Sony Pictures Entertainment is likely to choose a successor to Amy Pascal from within the studio, and may change the company’s senior reporting structure before doing so, an individual with knowledge of the company told TheWrap on Thursday.
Pascal resigned from her position as co-chairman of the studio and chairman of the Motion Picture Group on Thursday, two months after a crippling computer hack brought the studio to a standstill and the leak of her entire email inbox led to embarrassing disclosures.
“We are pretty sure we have the bench strength internally to fill the appropriate slots,” a Sony executive told TheWrap. CEO Michael Lynton needs “to understand how the studio should be organized and what we have here. There are lots of different models — the Disney model, the way [Warner CEO] Kevin Tsujihara has set WB up — Paramount, Fox — they’re all slightly different.”
An altered structure could mean the various divisions at Sony reporting into Lynton, including Columbia Pictures, Tristar, Sony Pictures Classics and Sony Pictures Television. Disney’s various divisions like Marvel, Lucasfilm and Pixar run their own production while reporting into chairman Alan Horn.
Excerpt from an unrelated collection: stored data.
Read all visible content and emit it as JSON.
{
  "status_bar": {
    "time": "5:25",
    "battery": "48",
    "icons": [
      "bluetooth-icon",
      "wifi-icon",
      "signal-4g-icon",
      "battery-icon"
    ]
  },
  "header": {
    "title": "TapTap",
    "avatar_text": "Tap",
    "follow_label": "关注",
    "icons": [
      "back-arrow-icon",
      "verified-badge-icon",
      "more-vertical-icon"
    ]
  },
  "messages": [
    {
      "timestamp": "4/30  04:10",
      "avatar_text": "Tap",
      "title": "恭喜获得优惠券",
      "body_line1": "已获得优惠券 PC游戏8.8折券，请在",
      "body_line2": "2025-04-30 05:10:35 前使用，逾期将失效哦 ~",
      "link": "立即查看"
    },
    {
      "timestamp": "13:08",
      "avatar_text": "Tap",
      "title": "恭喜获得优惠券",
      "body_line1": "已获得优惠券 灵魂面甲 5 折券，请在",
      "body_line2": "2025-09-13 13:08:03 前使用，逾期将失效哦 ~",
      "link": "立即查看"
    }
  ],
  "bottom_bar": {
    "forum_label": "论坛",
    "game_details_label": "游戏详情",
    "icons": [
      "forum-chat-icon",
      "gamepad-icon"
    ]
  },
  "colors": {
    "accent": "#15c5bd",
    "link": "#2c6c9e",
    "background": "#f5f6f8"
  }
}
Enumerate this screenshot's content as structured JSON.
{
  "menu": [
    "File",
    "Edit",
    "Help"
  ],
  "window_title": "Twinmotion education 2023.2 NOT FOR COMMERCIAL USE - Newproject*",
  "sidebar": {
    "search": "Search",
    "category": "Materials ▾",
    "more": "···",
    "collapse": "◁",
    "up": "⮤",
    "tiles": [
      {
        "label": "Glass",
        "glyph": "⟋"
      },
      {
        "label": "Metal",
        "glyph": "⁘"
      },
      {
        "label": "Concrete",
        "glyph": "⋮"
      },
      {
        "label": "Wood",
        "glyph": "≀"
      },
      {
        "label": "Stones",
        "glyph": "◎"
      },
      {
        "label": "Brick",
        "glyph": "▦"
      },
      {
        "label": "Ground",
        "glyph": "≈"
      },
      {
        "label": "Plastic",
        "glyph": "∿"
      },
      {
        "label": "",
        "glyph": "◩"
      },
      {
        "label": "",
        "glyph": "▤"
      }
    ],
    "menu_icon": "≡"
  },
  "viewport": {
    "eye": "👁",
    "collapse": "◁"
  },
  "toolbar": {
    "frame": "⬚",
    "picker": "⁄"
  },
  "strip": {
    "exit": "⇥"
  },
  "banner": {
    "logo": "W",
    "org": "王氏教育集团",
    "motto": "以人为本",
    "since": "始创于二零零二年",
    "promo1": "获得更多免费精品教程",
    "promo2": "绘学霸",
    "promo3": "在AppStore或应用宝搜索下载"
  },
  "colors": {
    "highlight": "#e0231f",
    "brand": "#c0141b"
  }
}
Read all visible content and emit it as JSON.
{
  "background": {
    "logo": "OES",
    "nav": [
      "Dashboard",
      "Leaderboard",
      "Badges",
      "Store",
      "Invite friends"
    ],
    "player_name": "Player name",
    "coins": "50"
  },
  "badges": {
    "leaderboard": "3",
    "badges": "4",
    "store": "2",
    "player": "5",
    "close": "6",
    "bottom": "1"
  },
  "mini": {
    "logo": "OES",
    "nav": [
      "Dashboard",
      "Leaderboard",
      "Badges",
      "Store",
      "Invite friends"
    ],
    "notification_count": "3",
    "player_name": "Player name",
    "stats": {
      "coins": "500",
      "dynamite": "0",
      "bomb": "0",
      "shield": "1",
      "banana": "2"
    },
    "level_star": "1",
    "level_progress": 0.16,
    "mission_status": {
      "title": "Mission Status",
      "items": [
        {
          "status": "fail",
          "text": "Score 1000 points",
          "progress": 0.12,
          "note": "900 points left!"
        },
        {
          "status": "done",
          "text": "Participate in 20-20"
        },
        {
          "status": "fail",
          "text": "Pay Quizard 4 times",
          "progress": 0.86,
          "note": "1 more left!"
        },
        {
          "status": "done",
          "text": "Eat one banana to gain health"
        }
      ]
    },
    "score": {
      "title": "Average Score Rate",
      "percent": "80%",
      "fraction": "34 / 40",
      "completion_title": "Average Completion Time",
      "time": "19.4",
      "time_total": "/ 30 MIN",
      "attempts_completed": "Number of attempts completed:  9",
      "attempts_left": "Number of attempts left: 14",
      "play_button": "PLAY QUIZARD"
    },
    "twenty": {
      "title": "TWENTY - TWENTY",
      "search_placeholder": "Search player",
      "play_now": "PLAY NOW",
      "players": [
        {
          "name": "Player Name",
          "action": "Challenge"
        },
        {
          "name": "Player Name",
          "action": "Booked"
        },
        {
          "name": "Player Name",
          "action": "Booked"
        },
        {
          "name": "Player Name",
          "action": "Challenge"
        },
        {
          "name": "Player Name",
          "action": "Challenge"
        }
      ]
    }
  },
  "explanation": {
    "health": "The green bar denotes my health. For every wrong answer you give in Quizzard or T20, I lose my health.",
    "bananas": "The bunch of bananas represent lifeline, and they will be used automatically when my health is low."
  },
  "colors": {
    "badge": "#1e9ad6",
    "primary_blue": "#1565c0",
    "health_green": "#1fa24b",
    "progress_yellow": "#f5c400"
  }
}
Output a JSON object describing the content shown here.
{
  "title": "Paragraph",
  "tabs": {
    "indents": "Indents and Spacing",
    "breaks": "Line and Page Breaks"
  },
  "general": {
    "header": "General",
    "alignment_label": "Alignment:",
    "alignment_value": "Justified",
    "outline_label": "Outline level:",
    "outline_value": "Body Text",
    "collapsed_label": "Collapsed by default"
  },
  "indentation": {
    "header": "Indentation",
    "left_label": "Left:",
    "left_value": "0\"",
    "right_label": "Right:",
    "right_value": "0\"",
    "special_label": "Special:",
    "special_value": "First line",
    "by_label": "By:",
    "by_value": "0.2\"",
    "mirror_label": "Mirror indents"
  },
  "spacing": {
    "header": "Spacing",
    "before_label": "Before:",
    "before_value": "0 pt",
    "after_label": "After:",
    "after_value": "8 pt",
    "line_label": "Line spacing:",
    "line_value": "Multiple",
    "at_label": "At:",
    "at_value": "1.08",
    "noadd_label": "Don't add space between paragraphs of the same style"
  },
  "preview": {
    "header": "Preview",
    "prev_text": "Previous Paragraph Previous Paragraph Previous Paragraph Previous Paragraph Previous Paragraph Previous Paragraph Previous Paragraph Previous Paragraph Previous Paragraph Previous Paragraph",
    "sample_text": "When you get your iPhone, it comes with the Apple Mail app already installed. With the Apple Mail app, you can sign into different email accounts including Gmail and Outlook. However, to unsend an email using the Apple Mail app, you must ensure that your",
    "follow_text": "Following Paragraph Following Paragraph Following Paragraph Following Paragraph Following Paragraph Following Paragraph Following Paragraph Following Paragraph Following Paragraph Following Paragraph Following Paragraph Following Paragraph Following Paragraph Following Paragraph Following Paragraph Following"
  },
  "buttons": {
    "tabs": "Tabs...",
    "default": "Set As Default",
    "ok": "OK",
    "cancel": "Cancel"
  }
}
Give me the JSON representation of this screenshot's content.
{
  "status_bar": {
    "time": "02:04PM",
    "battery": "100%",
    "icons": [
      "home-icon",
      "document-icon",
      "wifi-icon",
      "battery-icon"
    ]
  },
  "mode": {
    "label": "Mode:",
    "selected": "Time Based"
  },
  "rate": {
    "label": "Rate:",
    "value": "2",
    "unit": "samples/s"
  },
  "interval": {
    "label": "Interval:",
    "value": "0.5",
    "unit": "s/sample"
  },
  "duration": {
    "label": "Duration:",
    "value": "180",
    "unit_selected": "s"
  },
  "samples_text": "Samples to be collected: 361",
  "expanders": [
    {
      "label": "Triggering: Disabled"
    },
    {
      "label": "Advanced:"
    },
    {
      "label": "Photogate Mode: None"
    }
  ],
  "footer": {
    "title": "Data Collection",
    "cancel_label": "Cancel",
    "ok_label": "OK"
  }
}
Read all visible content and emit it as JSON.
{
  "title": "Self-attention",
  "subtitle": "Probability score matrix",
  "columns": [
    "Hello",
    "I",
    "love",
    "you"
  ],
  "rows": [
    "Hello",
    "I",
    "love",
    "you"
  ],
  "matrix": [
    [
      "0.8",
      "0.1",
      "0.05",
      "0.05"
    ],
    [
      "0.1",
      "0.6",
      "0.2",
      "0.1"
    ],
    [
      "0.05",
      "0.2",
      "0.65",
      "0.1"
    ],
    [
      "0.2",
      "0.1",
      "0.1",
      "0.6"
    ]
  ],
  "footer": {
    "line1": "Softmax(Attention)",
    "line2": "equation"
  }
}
At Warner, a triumvirate structure of international marketing and distibution, production and New Line report into Tsujihara.
The executives who would be likely successors to Pascal from within the company would be Tristar chief Tom Rothman, Columbia Pictures president of production Michael DeLuca, Sony Television chief Steve Mosko or Doug Belgrad, president of the Motion Picture Group.